創業58年、地元で愛された精肉店が31日に閉店します。利益よりも大切にしてきたのはお客さんの笑顔。1個30円のコロッケには多くの人たちの思い出がつまっていました。

路地裏をのぞくと…

記者
「うわ、すごい行列ができています」

この長い列が愛されてきた何よりの証し。埼玉県草加市にある精肉店「肉のやまだ」です。

約15年通う地元の客(20代)
「自分が小さいころからあったのでよく通っていました」

約30年通う地元の客(60代)
「(孫に)『何が食べたい?』『やまだ』って言うの。かわいいでしょ。大皿に出すと『やまだのコロッケだ~』って」

地元の人から愛され続けて58年。人気の秘密は味だけでなくその安さ。物価高の今でもサクッと揚げたメンチカツは1枚80円。やさしい味わいの手作りコロッケは、なんと30円です。

妻 好子さん(78)
「もうからなくたっていいんだよ」

大将 山田奨さん(81)
「子どもらのために(値段は)あげられない。高校生がみんな…」
妻 好子さん
「みんな高校生が夕方来るんだから」

子どももお小遣いで買えちゃう“愛情価格”

お店の味を守るのは、大将の山田奨さん(81)と妻の好子さん(78)。1966年に創業し、当時から変わらぬ味と価格で多くの人の胃袋と心を満たしてきました。

それなのに…

大将 山田奨さん
「もう疲れたからな。
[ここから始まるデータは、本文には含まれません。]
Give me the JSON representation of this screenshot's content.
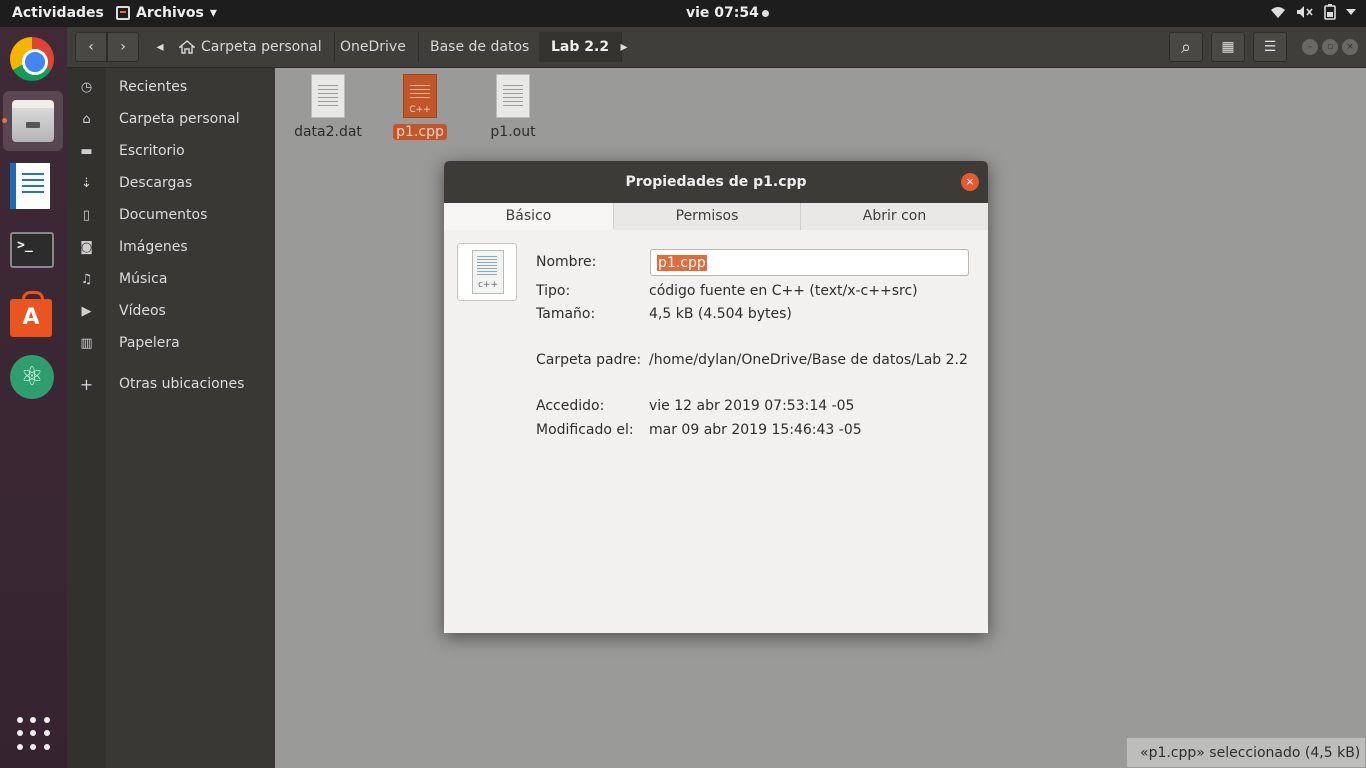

こうやって物が拾えないから」

妻 好子さん
「本当はピリオド打ちたくなかったけど、今回しょうがないね」

体力の限界と後継者不足が重なり、今月いっぱいで58年続く歴史に幕を下ろすことを決めました。

20年以上通う常連客
「ここの合いびき肉じゃないと私のハンバーグできないので、どうしよう…悲しい…」

50年以上通う常連客
「一言じゃ言い表せない」
「なくなっちゃうって聞いた時の喪失感」
「思い出だもんね」

あと少しで食べられなくなる味を求めて続々と訪れる常連客。

「なくなると聞いて、さみしくて来ちゃいました」

妻 好子さん
「本当、ありがとう」

こちらの女性は…

「学校帰り、バイト前に来て、おなかを満たしてから行くみたいな。青春ですね。なくなっちゃうと聞いてさみしくて」
「同級生にも連絡して」

30円のコロッケを高校時代に友達と一緒に食べ、親しんでいたといいます。

「とにかく安くて、お小遣いでも余裕でおなかいっぱいになれたので、そのおかげでこんなに大きくなって」

こちらの女性も高校時代に“ある特別”な思いを…

50年以上通う常連客(60代)
「私の中のソウルフードなので。バドミントン部で練習終わって、みんなおなかすいたら、おなかすいたよね、肉のやまだ行くって制服着て」

部活帰りにコロッケを食べに通ったと言いますが…

50年以上通う常連客(60代)
「(コロッケを)買い食いして、学校に近所の人が通報してバレて、練習来るなと顧問の先生に怒られた。おばさんに通報されると練習できなくなるから、『陰の方で食べていい』って」

隠れて食べさせてくれたお店への感謝。たくさんの思い出がつまった青春の味です。

30年以上コロッケを買いに来ているという常連客は…

30年以上コロッケを買う常連客(40代)
「家族に頼まれて。共働きなのでおかずがないから、小学生の時から。けんちゃんけんちゃんって40超えていますけど(呼ばれる)」

今では子どもが生まれ、親子で食べるようになったコロッケ。

30年以上コロッケを買う常連客(40代)
「子ども2歳なんですけど、このコロッケが大好きなんです。これから大きくなるので、もう少しやってほしかった」
「草加のランドマーク。とにかく感謝の気持ち、58年間ありがとうございました」

別れを惜しむ人は後を絶ちません。手には感謝を込めた花束やプレゼントの数々…

常連客
「長い間お疲れさまでした」

妻 好子さん
「娘みたい、うちの」

さらに苦労が報われる出来事もありました。1人でやってきた小学生の女の子。

妻・好子さん
「たまきちゃん何年生だ、4年生か。あっ6年生になったのか」

閉店を知り、3か月ぶりにおやつのチキンを買いにやって来ました。

小学6年生 小川たまきちゃん(11)
「何回でも何回でもこっそり行ったりしている」

生まれたころから食べて育った思い出の味。これからも食べ続けたかったのに…

小学6年生 小川たまきちゃん
「私が大人になってもずっとあると思っていた。もうなくなるんだなって、この味が食べられないんだなって。とても悲しいです」

妻・好子さん
「感謝です、たまきちゃん!」

小学6年生 小川たまきちゃん
「今までありがとう」

大人から子どもまで半世紀以上も愛された地域密着の店。

妻・好子さん
「本当にね、本当にね、地域の人特に愛されていて本当に幸せです。どこにもいないと思います、日本中探しても」

閉店まで残りあと2日。最後まで30円のコロッケを笑顔と共に届け続けます。